In up to 7 % of American College of Obstetricians and Gynecologists cases, 23  maternal mortality recorded: 109 cases of placenta accreta maternal death in 8 cases (7%), no maternal deaths in the present study. This may be due to the sample size that was insufficient to detect the actual maternal mortality in these obstetric patients, diagnosed preoperatively, adequate blood, very experience surgical team and availability of resources improve maternal and fetal outcome and decrease maternal and fetal mortality.

Limitations of our study include: Limited number of cases of placenta previa accreta attending Al Hussein University Hospital at the period of the study from January 2020 to June 2020. Patients with accidently discovered placenta accreta during delivery not included in our study as we depend on patient admitted from outpatient clinic during antenatal care period.
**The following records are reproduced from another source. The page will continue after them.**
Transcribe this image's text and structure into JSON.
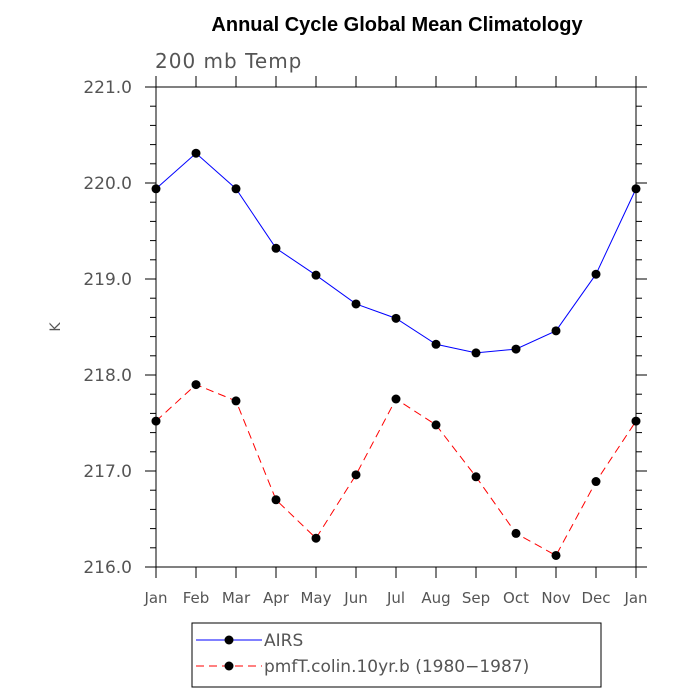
{
  "chart_data": {
    "type": "line",
    "title": "Annual Cycle Global Mean Climatology",
    "subtitle": "200 mb Temp",
    "xlabel": "",
    "ylabel": "K",
    "categories": [
      "Jan",
      "Feb",
      "Mar",
      "Apr",
      "May",
      "Jun",
      "Jul",
      "Aug",
      "Sep",
      "Oct",
      "Nov",
      "Dec",
      "Jan"
    ],
    "ylim": [
      216.0,
      221.0
    ],
    "yticks": [
      "216.0",
      "217.0",
      "218.0",
      "219.0",
      "220.0",
      "221.0"
    ],
    "grid": false,
    "legend_position": "bottom",
    "series": [
      {
        "name": "AIRS",
        "color": "#0000ff",
        "dash": "solid",
        "values": [
          219.94,
          220.31,
          219.94,
          219.32,
          219.04,
          218.74,
          218.59,
          218.32,
          218.23,
          218.27,
          218.46,
          219.05,
          219.94
        ]
      },
      {
        "name": "pmfT.colin.10yr.b (1980−1987)",
        "color": "#ff0000",
        "dash": "dashed",
        "values": [
          217.52,
          217.9,
          217.73,
          216.7,
          216.3,
          216.96,
          217.75,
          217.48,
          216.94,
          216.35,
          216.12,
          216.89,
          217.52
        ]
      }
    ]
  }
}
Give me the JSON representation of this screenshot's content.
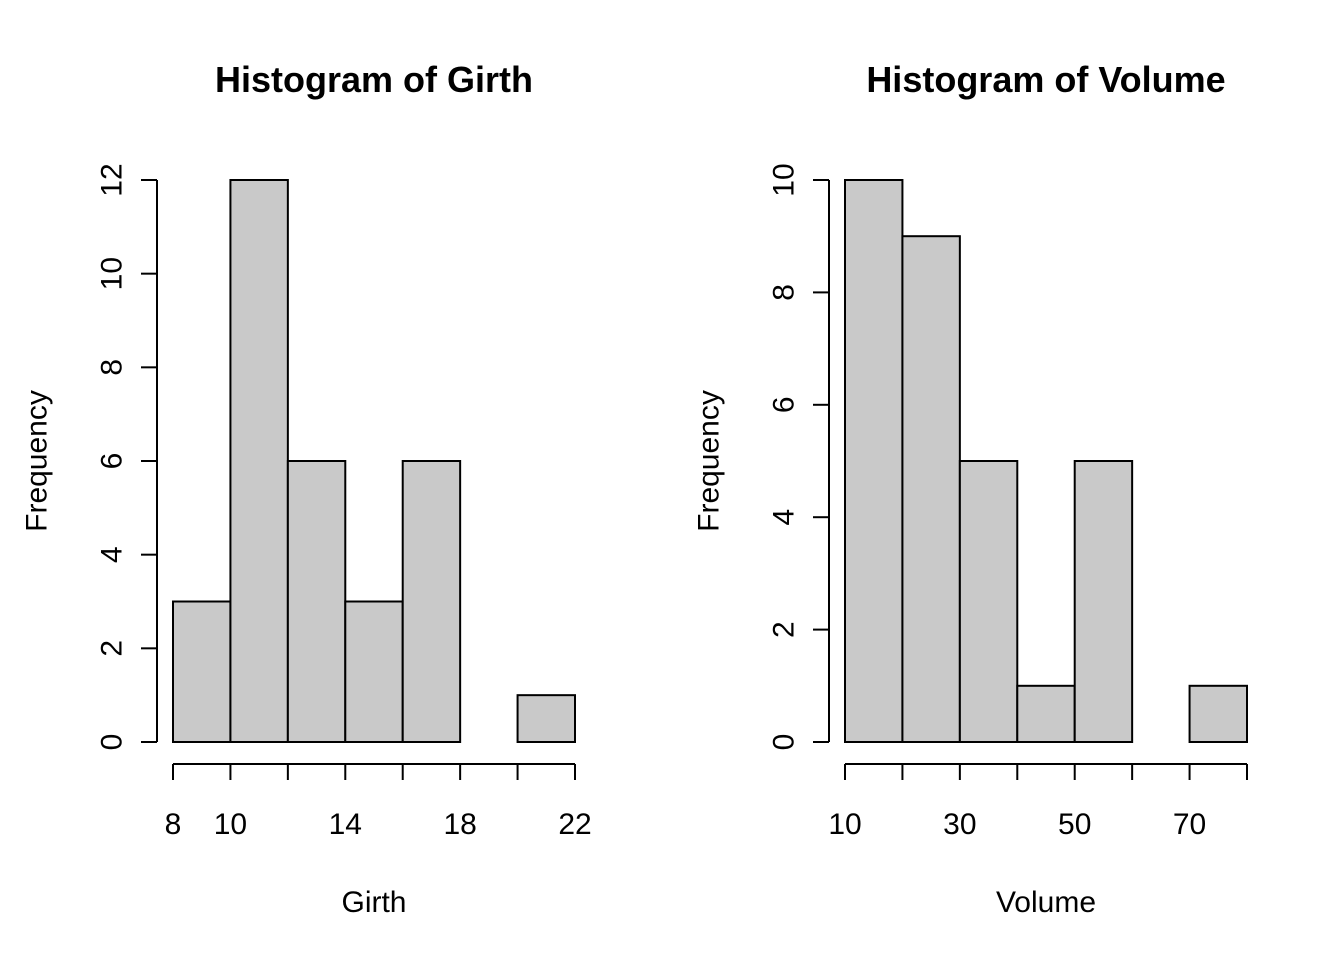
{
  "chart_data": [
    {
      "type": "bar",
      "title": "Histogram of Girth",
      "xlabel": "Girth",
      "ylabel": "Frequency",
      "bins": [
        [
          8,
          10
        ],
        [
          10,
          12
        ],
        [
          12,
          14
        ],
        [
          14,
          16
        ],
        [
          16,
          18
        ],
        [
          18,
          20
        ],
        [
          20,
          22
        ]
      ],
      "values": [
        3,
        12,
        6,
        3,
        6,
        0,
        1
      ],
      "xlim": [
        8,
        22
      ],
      "ylim": [
        0,
        12
      ],
      "x_ticks": [
        8,
        10,
        12,
        14,
        16,
        18,
        20,
        22
      ],
      "x_tick_labels": [
        "8",
        "10",
        "",
        "14",
        "",
        "18",
        "",
        "22"
      ],
      "y_ticks": [
        0,
        2,
        4,
        6,
        8,
        10,
        12
      ],
      "y_tick_labels": [
        "0",
        "2",
        "4",
        "6",
        "8",
        "10",
        "12"
      ],
      "bar_color": "#c9c9c9",
      "grid": false
    },
    {
      "type": "bar",
      "title": "Histogram of Volume",
      "xlabel": "Volume",
      "ylabel": "Frequency",
      "bins": [
        [
          10,
          20
        ],
        [
          20,
          30
        ],
        [
          30,
          40
        ],
        [
          40,
          50
        ],
        [
          50,
          60
        ],
        [
          60,
          70
        ],
        [
          70,
          80
        ]
      ],
      "values": [
        10,
        9,
        5,
        1,
        5,
        0,
        1
      ],
      "xlim": [
        10,
        80
      ],
      "ylim": [
        0,
        10
      ],
      "x_ticks": [
        10,
        20,
        30,
        40,
        50,
        60,
        70,
        80
      ],
      "x_tick_labels": [
        "10",
        "",
        "30",
        "",
        "50",
        "",
        "70",
        ""
      ],
      "y_ticks": [
        0,
        2,
        4,
        6,
        8,
        10
      ],
      "y_tick_labels": [
        "0",
        "2",
        "4",
        "6",
        "8",
        "10"
      ],
      "bar_color": "#c9c9c9",
      "grid": false
    }
  ]
}
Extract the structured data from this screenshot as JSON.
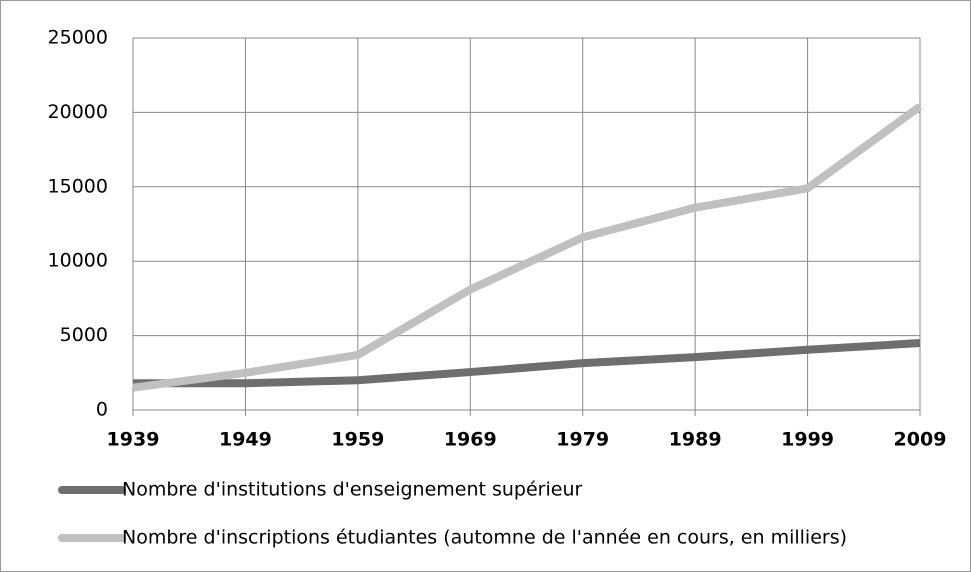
{
  "chart_data": {
    "type": "line",
    "categories": [
      "1939",
      "1949",
      "1959",
      "1969",
      "1979",
      "1989",
      "1999",
      "2009"
    ],
    "series": [
      {
        "name": "Nombre d'institutions d'enseignement supérieur",
        "color": "#6e6e6e",
        "values": [
          1800,
          1800,
          2000,
          2550,
          3150,
          3550,
          4050,
          4500
        ]
      },
      {
        "name": "Nombre d'inscriptions étudiantes (automne de l'année en cours, en milliers)",
        "color": "#c0c0c0",
        "values": [
          1500,
          2500,
          3700,
          8100,
          11600,
          13600,
          14900,
          20400
        ]
      }
    ],
    "ylim": [
      0,
      25000
    ],
    "yticks": [
      0,
      5000,
      10000,
      15000,
      20000,
      25000
    ],
    "grid": true,
    "legend": "bottom"
  }
}
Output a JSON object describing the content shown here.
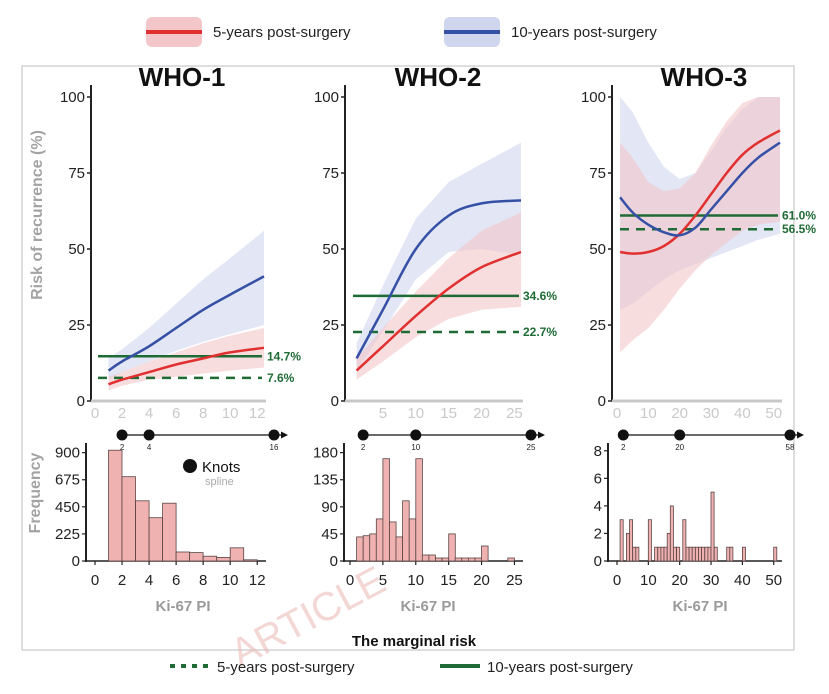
{
  "colors": {
    "red": "#e0302f",
    "blue": "#3550a5",
    "green": "#1f6b35",
    "red_band": "#f3c6c9",
    "blue_band": "#cfd6ee",
    "bar_fill": "#f0b1b1",
    "bar_stroke": "#5a4545"
  },
  "legend_top": {
    "items": [
      {
        "label": "5-years post-surgery",
        "color": "#e0302f"
      },
      {
        "label": "10-years post-surgery",
        "color": "#3550a5"
      }
    ]
  },
  "legend_bottom": {
    "title": "The marginal risk",
    "items": [
      {
        "label": "5-years post-surgery",
        "style": "dashed"
      },
      {
        "label": "10-years post-surgery",
        "style": "solid"
      }
    ]
  },
  "knots_legend": {
    "label": "Knots",
    "sublabel": "spline"
  },
  "watermark": "ARTICLE",
  "chart_data": [
    {
      "type": "line",
      "title": "WHO-1",
      "ylabel": "Risk of recurrence (%)",
      "xlim": [
        0,
        12.5
      ],
      "ylim": [
        0,
        100
      ],
      "xticks": [
        0,
        2,
        4,
        6,
        8,
        10,
        12
      ],
      "yticks": [
        0,
        25,
        50,
        75,
        100
      ],
      "series": [
        {
          "name": "5-years post-surgery",
          "x": [
            1,
            2,
            4,
            6,
            8,
            10,
            12.5
          ],
          "y": [
            5.5,
            7,
            9.5,
            12,
            14,
            16,
            17.5
          ],
          "lower": [
            3.5,
            5,
            7,
            8,
            9,
            10,
            11
          ],
          "upper": [
            8,
            9.5,
            13,
            16,
            19,
            21.5,
            24
          ]
        },
        {
          "name": "10-years post-surgery",
          "x": [
            1,
            2,
            4,
            6,
            8,
            10,
            12.5
          ],
          "y": [
            10,
            13,
            18,
            24,
            30,
            35,
            41
          ],
          "lower": [
            7,
            9.5,
            13,
            16.5,
            19.5,
            22,
            25
          ],
          "upper": [
            14,
            17,
            24,
            32,
            40,
            47,
            56
          ]
        }
      ],
      "marginal": [
        {
          "name": "10-years post-surgery",
          "value": 14.7,
          "label": "14.7%",
          "style": "solid"
        },
        {
          "name": "5-years post-surgery",
          "value": 7.6,
          "label": "7.6%",
          "style": "dashed"
        }
      ],
      "histogram": {
        "xlabel": "Ki-67 PI",
        "ylabel": "Frequency",
        "xticks": [
          0,
          2,
          4,
          6,
          8,
          10,
          12
        ],
        "yticks": [
          0,
          225,
          450,
          675,
          900
        ],
        "ylim": [
          0,
          1030
        ],
        "bin_width": 1,
        "bin_starts": [
          1,
          2,
          3,
          4,
          5,
          6,
          7,
          8,
          9,
          10,
          11
        ],
        "counts": [
          920,
          700,
          500,
          360,
          480,
          75,
          70,
          40,
          30,
          110,
          10
        ],
        "knots": [
          2,
          4,
          16
        ],
        "knot_labels": [
          "2",
          "4",
          "16"
        ],
        "axis_end": 13.8
      }
    },
    {
      "type": "line",
      "title": "WHO-2",
      "xlim": [
        0,
        26
      ],
      "ylim": [
        0,
        100
      ],
      "xticks": [
        5,
        10,
        15,
        20,
        25
      ],
      "yticks": [
        0,
        25,
        50,
        75,
        100
      ],
      "series": [
        {
          "name": "5-years post-surgery",
          "x": [
            1,
            5,
            10,
            15,
            20,
            26
          ],
          "y": [
            10,
            18,
            28,
            37,
            44,
            49
          ],
          "lower": [
            7,
            13,
            21,
            27,
            30,
            31
          ],
          "upper": [
            14,
            24,
            36,
            47,
            56,
            62
          ]
        },
        {
          "name": "10-years post-surgery",
          "x": [
            1,
            5,
            10,
            15,
            20,
            26
          ],
          "y": [
            14,
            30,
            50,
            61,
            65,
            66
          ],
          "lower": [
            10,
            23,
            40,
            49,
            50,
            48
          ],
          "upper": [
            19,
            38,
            60,
            72,
            78,
            85
          ]
        }
      ],
      "marginal": [
        {
          "name": "10-years post-surgery",
          "value": 34.6,
          "label": "34.6%",
          "style": "solid"
        },
        {
          "name": "5-years post-surgery",
          "value": 22.7,
          "label": "22.7%",
          "style": "dashed"
        }
      ],
      "histogram": {
        "xlabel": "Ki-67 PI",
        "xticks": [
          0,
          5,
          10,
          15,
          20,
          25
        ],
        "yticks": [
          0,
          45,
          90,
          135,
          180
        ],
        "ylim": [
          0,
          206
        ],
        "bin_width": 1,
        "bin_starts": [
          1,
          2,
          3,
          4,
          5,
          6,
          7,
          8,
          9,
          10,
          11,
          12,
          13,
          14,
          15,
          16,
          17,
          18,
          19,
          20,
          24
        ],
        "counts": [
          40,
          42,
          45,
          70,
          170,
          65,
          40,
          100,
          70,
          170,
          10,
          10,
          5,
          5,
          45,
          5,
          5,
          5,
          5,
          25,
          5
        ],
        "knots": [
          2,
          10,
          25
        ],
        "knot_labels": [
          "2",
          "10",
          "25"
        ],
        "axis_end": 28
      }
    },
    {
      "type": "line",
      "title": "WHO-3",
      "xlim": [
        0,
        52
      ],
      "ylim": [
        0,
        100
      ],
      "xticks": [
        0,
        10,
        20,
        30,
        40,
        50
      ],
      "yticks": [
        0,
        25,
        50,
        75,
        100
      ],
      "series": [
        {
          "name": "5-years post-surgery",
          "x": [
            1,
            5,
            10,
            15,
            20,
            25,
            30,
            35,
            40,
            45,
            52
          ],
          "y": [
            49,
            48.5,
            49,
            51,
            55,
            61,
            68,
            75,
            81,
            85,
            89
          ],
          "lower": [
            16,
            20,
            24,
            30,
            37,
            43,
            48,
            52,
            56,
            58,
            59
          ],
          "upper": [
            85,
            80,
            72,
            69,
            70,
            75,
            84,
            92,
            98,
            100,
            100
          ]
        },
        {
          "name": "10-years post-surgery",
          "x": [
            1,
            5,
            10,
            15,
            20,
            25,
            30,
            35,
            40,
            45,
            52
          ],
          "y": [
            67,
            62,
            58,
            55.5,
            54.5,
            57,
            63,
            69,
            75,
            80,
            85
          ],
          "lower": [
            30,
            32,
            36,
            40,
            43,
            45,
            47,
            49,
            51,
            53,
            55
          ],
          "upper": [
            100,
            95,
            85,
            77,
            73,
            75,
            82,
            90,
            96,
            100,
            100
          ]
        }
      ],
      "marginal": [
        {
          "name": "10-years post-surgery",
          "value": 61.0,
          "label": "61.0%",
          "style": "solid"
        },
        {
          "name": "5-years post-surgery",
          "value": 56.5,
          "label": "56.5%",
          "style": "dashed"
        }
      ],
      "histogram": {
        "xlabel": "Ki-67 PI",
        "xticks": [
          0,
          10,
          20,
          30,
          40,
          50
        ],
        "yticks": [
          0,
          2,
          4,
          6,
          8
        ],
        "ylim": [
          0,
          9
        ],
        "bin_width": 1,
        "bin_starts": [
          1,
          3,
          4,
          5,
          6,
          10,
          12,
          13,
          14,
          15,
          16,
          17,
          18,
          19,
          21,
          22,
          23,
          24,
          25,
          26,
          27,
          28,
          29,
          30,
          31,
          35,
          36,
          40,
          50
        ],
        "counts": [
          3,
          2,
          3,
          1,
          1,
          3,
          1,
          1,
          1,
          1,
          2,
          4,
          1,
          1,
          3,
          1,
          1,
          1,
          1,
          1,
          1,
          1,
          1,
          5,
          1,
          1,
          1,
          1,
          1
        ],
        "knots": [
          2,
          20,
          58
        ],
        "knot_labels": [
          "2",
          "20",
          "58"
        ],
        "axis_end": 58.5
      }
    }
  ]
}
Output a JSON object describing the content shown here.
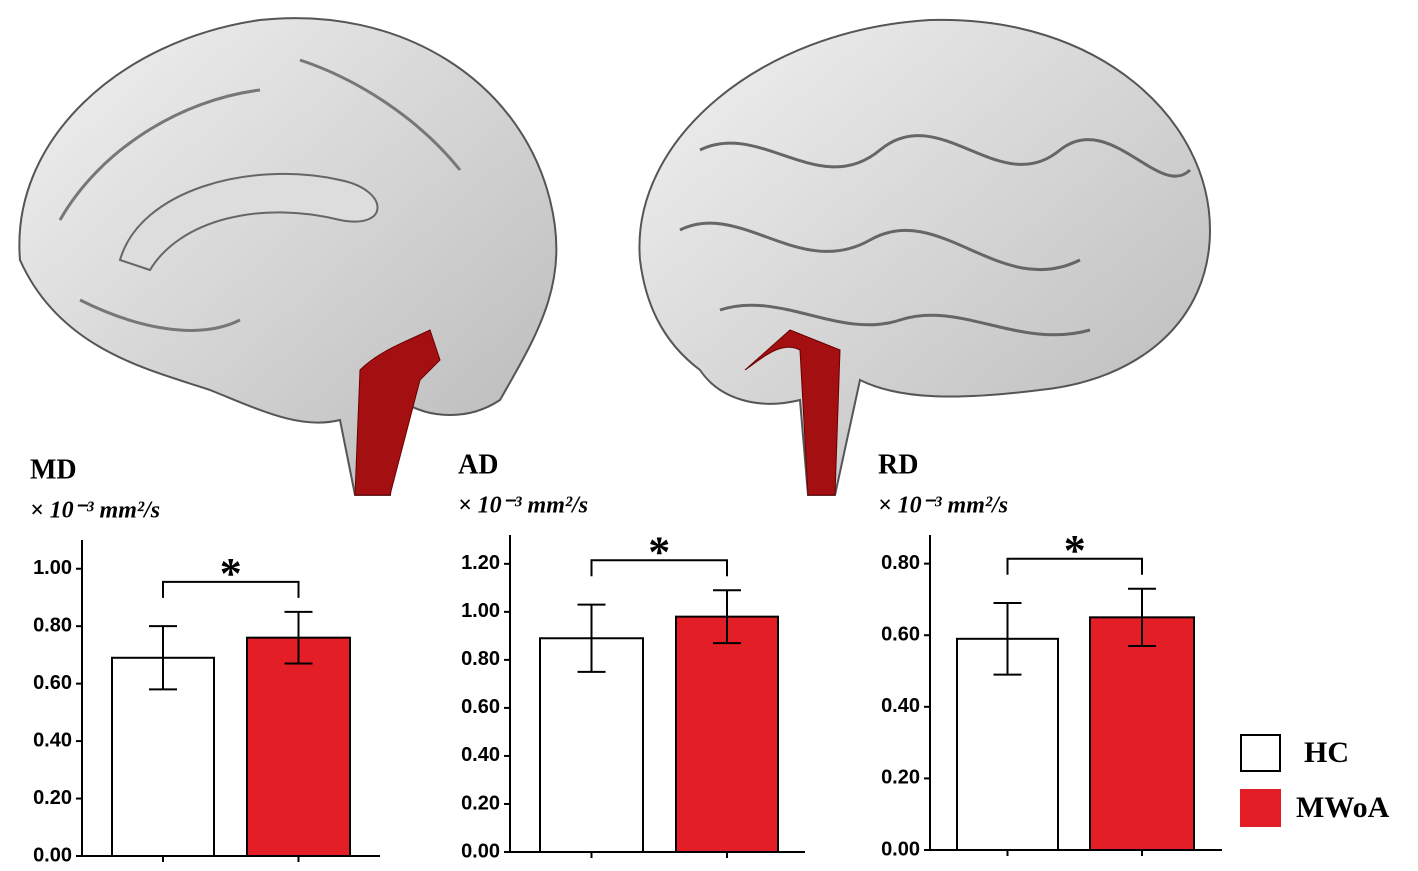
{
  "chart_data": [
    {
      "type": "bar",
      "title": "MD",
      "subtitle": "× 10⁻³ mm²/s",
      "annotation": "*",
      "values": [
        0.69,
        0.76
      ],
      "errors": [
        0.11,
        0.09
      ],
      "ylim": [
        0,
        1.1
      ],
      "yticks": [
        {
          "value": 0,
          "label": "0.00"
        },
        {
          "value": 0.2,
          "label": "0.20"
        },
        {
          "value": 0.4,
          "label": "0.40"
        },
        {
          "value": 0.6,
          "label": "0.60"
        },
        {
          "value": 0.8,
          "label": "0.80"
        },
        {
          "value": 1.0,
          "label": "1.00"
        }
      ]
    },
    {
      "type": "bar",
      "title": "AD",
      "subtitle": "× 10⁻³ mm²/s",
      "annotation": "*",
      "values": [
        0.89,
        0.98
      ],
      "errors": [
        0.14,
        0.11
      ],
      "ylim": [
        0,
        1.32
      ],
      "yticks": [
        {
          "value": 0,
          "label": "0.00"
        },
        {
          "value": 0.2,
          "label": "0.20"
        },
        {
          "value": 0.4,
          "label": "0.40"
        },
        {
          "value": 0.6,
          "label": "0.60"
        },
        {
          "value": 0.8,
          "label": "0.80"
        },
        {
          "value": 1.0,
          "label": "1.00"
        },
        {
          "value": 1.2,
          "label": "1.20"
        }
      ]
    },
    {
      "type": "bar",
      "title": "RD",
      "subtitle": "× 10⁻³ mm²/s",
      "annotation": "*",
      "values": [
        0.59,
        0.65
      ],
      "errors": [
        0.1,
        0.08
      ],
      "ylim": [
        0,
        0.88
      ],
      "yticks": [
        {
          "value": 0,
          "label": "0.00"
        },
        {
          "value": 0.2,
          "label": "0.20"
        },
        {
          "value": 0.4,
          "label": "0.40"
        },
        {
          "value": 0.6,
          "label": "0.60"
        },
        {
          "value": 0.8,
          "label": "0.80"
        }
      ]
    }
  ],
  "legend": {
    "items": [
      {
        "name": "HC",
        "color": "#ffffff"
      },
      {
        "name": "MWoA",
        "color": "#e41e26"
      }
    ]
  }
}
We may not be assured that all cases have been pathologically confirmed, but the inclusion of clinically identified cases has been limited to those needing active treatment. Large numbers of false positive cases are therefore unlikely to have been included. Another possible drawback is that we cannot be sure that all cases have been decided by us.

CONCLUSION

In prior cesarean section instances of placenta previa anterior, the incidence of placenta accreta was 63%.

In 24 instances (60 %) of placenta accreta, cesarean hysterectomy was conducted. Bladder injury occurred in 10 cases (25%). Bowel injury in 1 case (2.5%).  Intraoperative blood transfusions were carried out in all instances of placenta accreta. In 16 cases following spontaneous placenta separation, procedures for uterine preservation (Bakry balloon) were performed.